Eh bien dansons maintenant !, Karine Lambert
Marguerite, 78 ans, viens de perdre son époux Henri après 55 ans et 17 jours d’une vie commune ennuyeuse à mourir. Marguerite, restée corsetée toutes ces années dans l’ombre de ce notaire aussi débordant de vie qu’une horloge arrêtée, n’a jamais eu le bonheur de vivre et d’aimer pleinement. Bien sûr, elle a eu un fils, Frédéric, mais Henri l’a envoyé en pension dès l’âge de 6 ans et le petit, en grandissant, est devenu aussi rigide que son géniteur. Alors qu’elle devrait, selon toute convenance, pleurer son mari, Marguerite se sent étrangement libérée et éprise de liberté en même temps que complètement perdue de se retrouver seule. Et c’est étonnée de ce soudain désir d’émancipation qu’elle accepte la proposition de son médecin qui veut l’envoyer en cure dans les Pyrénées.
Marcel a vécu le grand amour avec une amie d’enfance. Tous les deux, ils ont mené une vie enjouée qui sur fond de la musique chaâbi qui a bercé leur enfance en Algérie. Mais depuis un an, depuis le décès de Nora qui était tout pour lui, le retraité est complètement anéanti. Il passe ses journées à déprimer et les doux moments passés avec sa femme jusqu’au jour où il a appris sa mort. Sa fille décide de lui offrir une thalassothérapie afin de lui remonter le moral. Marcel refuse catégoriquement. Il finira tout de même par troquer le cadeau contre une cure…
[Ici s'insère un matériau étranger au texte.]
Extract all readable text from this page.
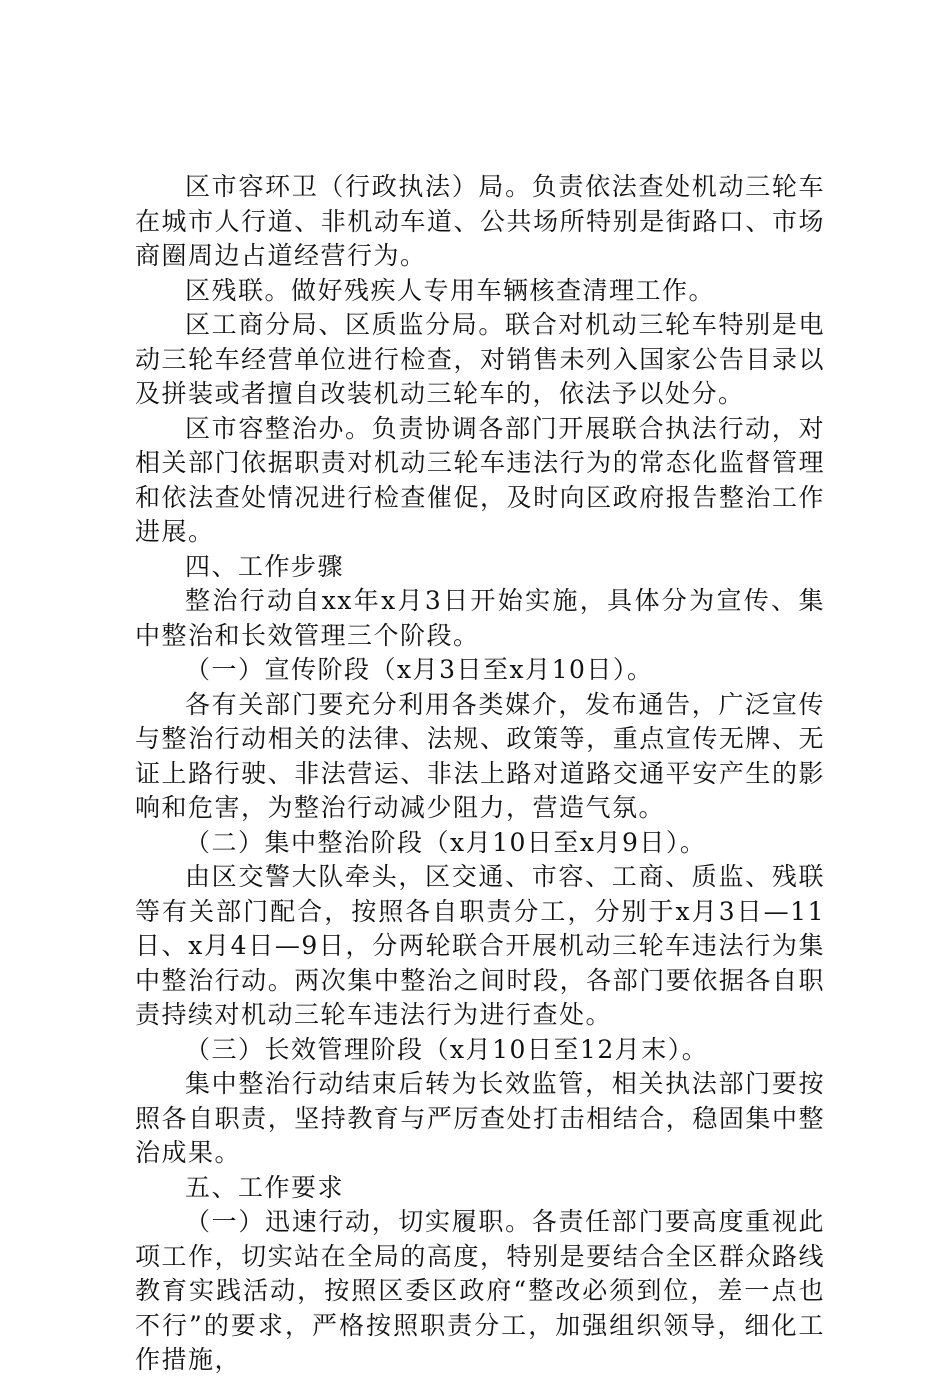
区市容环卫（行政执法）局。负责依法查处机动三轮车在城市人行道、非机动车道、公共场所特别是街路口、市场商圈周边占道经营行为。

区残联。做好残疾人专用车辆核查清理工作。

区工商分局、区质监分局。联合对机动三轮车特别是电动三轮车经营单位进行检查，对销售未列入国家公告目录以及拼装或者擅自改装机动三轮车的，依法予以处分。

区市容整治办。负责协调各部门开展联合执法行动，对相关部门依据职责对机动三轮车违法行为的常态化监督管理和依法查处情况进行检查催促，及时向区政府报告整治工作进展。

四、工作步骤

整治行动自xx年x月3日开始实施，具体分为宣传、集中整治和长效管理三个阶段。

（一）宣传阶段（x月3日至x月10日）。

各有关部门要充分利用各类媒介，发布通告，广泛宣传与整治行动相关的法律、法规、政策等，重点宣传无牌、无证上路行驶、非法营运、非法上路对道路交通平安产生的影响和危害，为整治行动减少阻力，营造气氛。

（二）集中整治阶段（x月10日至x月9日）。

由区交警大队牵头，区交通、市容、工商、质监、残联等有关部门配合，按照各自职责分工，分别于x月3日—11日、x月4日—9日，分两轮联合开展机动三轮车违法行为集中整治行动。两次集中整治之间时段，各部门要依据各自职责持续对机动三轮车违法行为进行查处。

（三）长效管理阶段（x月10日至12月末）。

集中整治行动结束后转为长效监管，相关执法部门要按照各自职责，坚持教育与严厉查处打击相结合，稳固集中整治成果。

五、工作要求

（一）迅速行动，切实履职。各责任部门要高度重视此项工作，切实站在全局的高度，特别是要结合全区群众路线教育实践活动，按照区委区政府“整改必须到位，差一点也不行”的要求，严格按照职责分工，加强组织领导，细化工作措施，
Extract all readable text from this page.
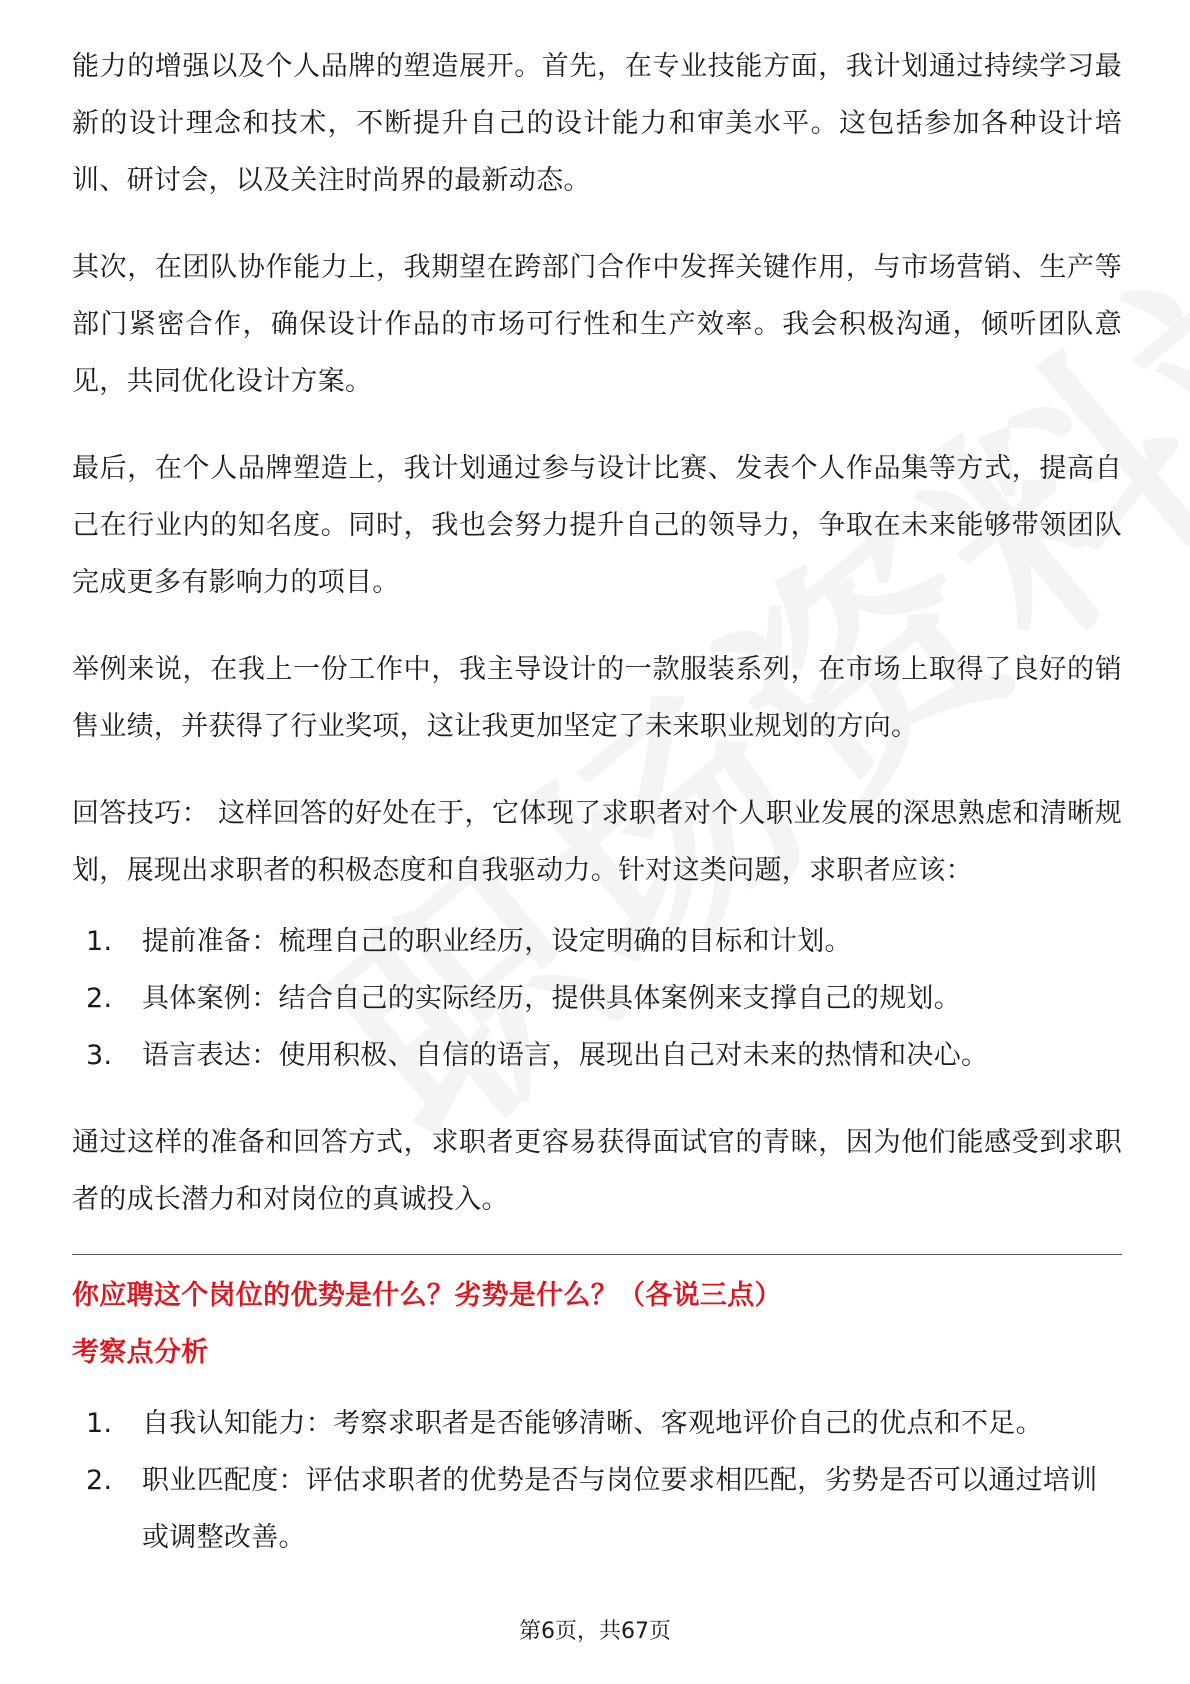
能力的增强以及个人品牌的塑造展开。首先，在专业技能方面，我计划通过持续学习最新的设计理念和技术，不断提升自己的设计能力和审美水平。这包括参加各种设计培训、研讨会，以及关注时尚界的最新动态。

其次，在团队协作能力上，我期望在跨部门合作中发挥关键作用，与市场营销、生产等部门紧密合作，确保设计作品的市场可行性和生产效率。我会积极沟通，倾听团队意见，共同优化设计方案。

最后，在个人品牌塑造上，我计划通过参与设计比赛、发表个人作品集等方式，提高自己在行业内的知名度。同时，我也会努力提升自己的领导力，争取在未来能够带领团队完成更多有影响力的项目。

举例来说，在我上一份工作中，我主导设计的一款服装系列，在市场上取得了良好的销售业绩，并获得了行业奖项，这让我更加坚定了未来职业规划的方向。

回答技巧： 这样回答的好处在于，它体现了求职者对个人职业发展的深思熟虑和清晰规划，展现出求职者的积极态度和自我驱动力。针对这类问题，求职者应该：

1.	提前准备：梳理自己的职业经历，设定明确的目标和计划。
2.	具体案例：结合自己的实际经历，提供具体案例来支撑自己的规划。
3.	语言表达：使用积极、自信的语言，展现出自己对未来的热情和决心。

通过这样的准备和回答方式，求职者更容易获得面试官的青睐，因为他们能感受到求职者的成长潜力和对岗位的真诚投入。

你应聘这个岗位的优势是什么？劣势是什么？（各说三点）

考察点分析

1.	自我认知能力：考察求职者是否能够清晰、客观地评价自己的优点和不足。
2.	职业匹配度：评估求职者的优势是否与岗位要求相匹配，劣势是否可以通过培训或调整改善。
第6页，共67页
Vous l’aurez compris, Marguerite et Marcel vont finir par se rencontrer. Et ces deux êtres que tout semblait opposer – elle si réservée, lui extraverti – vont peu à peu se rapprocher. Alors qu’ils sont au crépuscule de leur vie, laisseront-ils leurs sentiments prendre le dessus et retrouver la joie et l’insouciance de l’amour ?
Inutile dire que j’ai adoré ! Je ne suis pourtant pas fan des romans à l’eau de rose mais cette histoire d’amour naissant entre deux personnes âgées, destinées ou presque après leur veuvage de rester seules à attendre la mort, m’a vraiment plu. L’intrigue est traitée avec justesse et finesse, tout en retenue par l’auteure de L’immeuble des femmes qui ont renoncé aux hommes. Et surtout, il s’agit d’un roman bourré d’humour. Karine Lambert va loin dans la caricature du notaire étriqué qui oblige sa femme à le vouvoyer et dans celle de son fils qui, en digne héritier, veut continuer à régenter la vie de sa mère la croyant incapable de mener une existence autonome et épanouie après la mort de son mari.
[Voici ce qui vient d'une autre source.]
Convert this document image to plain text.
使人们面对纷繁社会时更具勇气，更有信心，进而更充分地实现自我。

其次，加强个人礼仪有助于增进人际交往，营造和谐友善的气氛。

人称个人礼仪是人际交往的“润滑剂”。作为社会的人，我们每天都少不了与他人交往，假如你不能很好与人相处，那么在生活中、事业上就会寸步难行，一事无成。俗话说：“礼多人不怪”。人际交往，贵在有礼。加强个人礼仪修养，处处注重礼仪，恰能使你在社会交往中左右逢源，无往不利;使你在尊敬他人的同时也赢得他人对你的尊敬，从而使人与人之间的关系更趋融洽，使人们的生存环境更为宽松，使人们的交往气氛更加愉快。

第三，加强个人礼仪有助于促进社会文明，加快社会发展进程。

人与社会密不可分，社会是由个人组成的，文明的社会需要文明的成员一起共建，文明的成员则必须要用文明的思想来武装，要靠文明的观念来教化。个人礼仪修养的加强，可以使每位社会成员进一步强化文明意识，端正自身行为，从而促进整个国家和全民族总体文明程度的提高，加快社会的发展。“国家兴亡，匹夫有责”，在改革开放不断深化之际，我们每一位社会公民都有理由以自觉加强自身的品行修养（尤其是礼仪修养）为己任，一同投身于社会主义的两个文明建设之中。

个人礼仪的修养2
La romancière s’amuse des clichés, de ces deux vieux se retrouvant dans une cure avec d’autres vieux alors qu’ils ne se trouvent pas si vieux, de leurs enfants qui se comportent comme s’ils étaient les parents d’adolescents, terrifiés de les savoir monter dans la voiture d’un inconnu pour fuguer en bord de mer. On sourit et on rit de situations plus que cocasses. Mais malgré l’humour omniprésent, nous sommes touchés, émus par les sentiments naissants entre ces deux êtres qui se sentent au bout de leur vie. Deux êtres que le temps cherche à séparer. Deux êtres épris d’un amour rendu quasi impossible non seulement par ce temps dévorant mais aussi par le regard de la société qui n’admet pas qu’après la mort, une seconde vie est possible. Un regard presque méprisant d’une société vis-à-vis d’un troisième et quatrième âge déconsidérés alors que ces personnes ont encore tant de choses à vivre.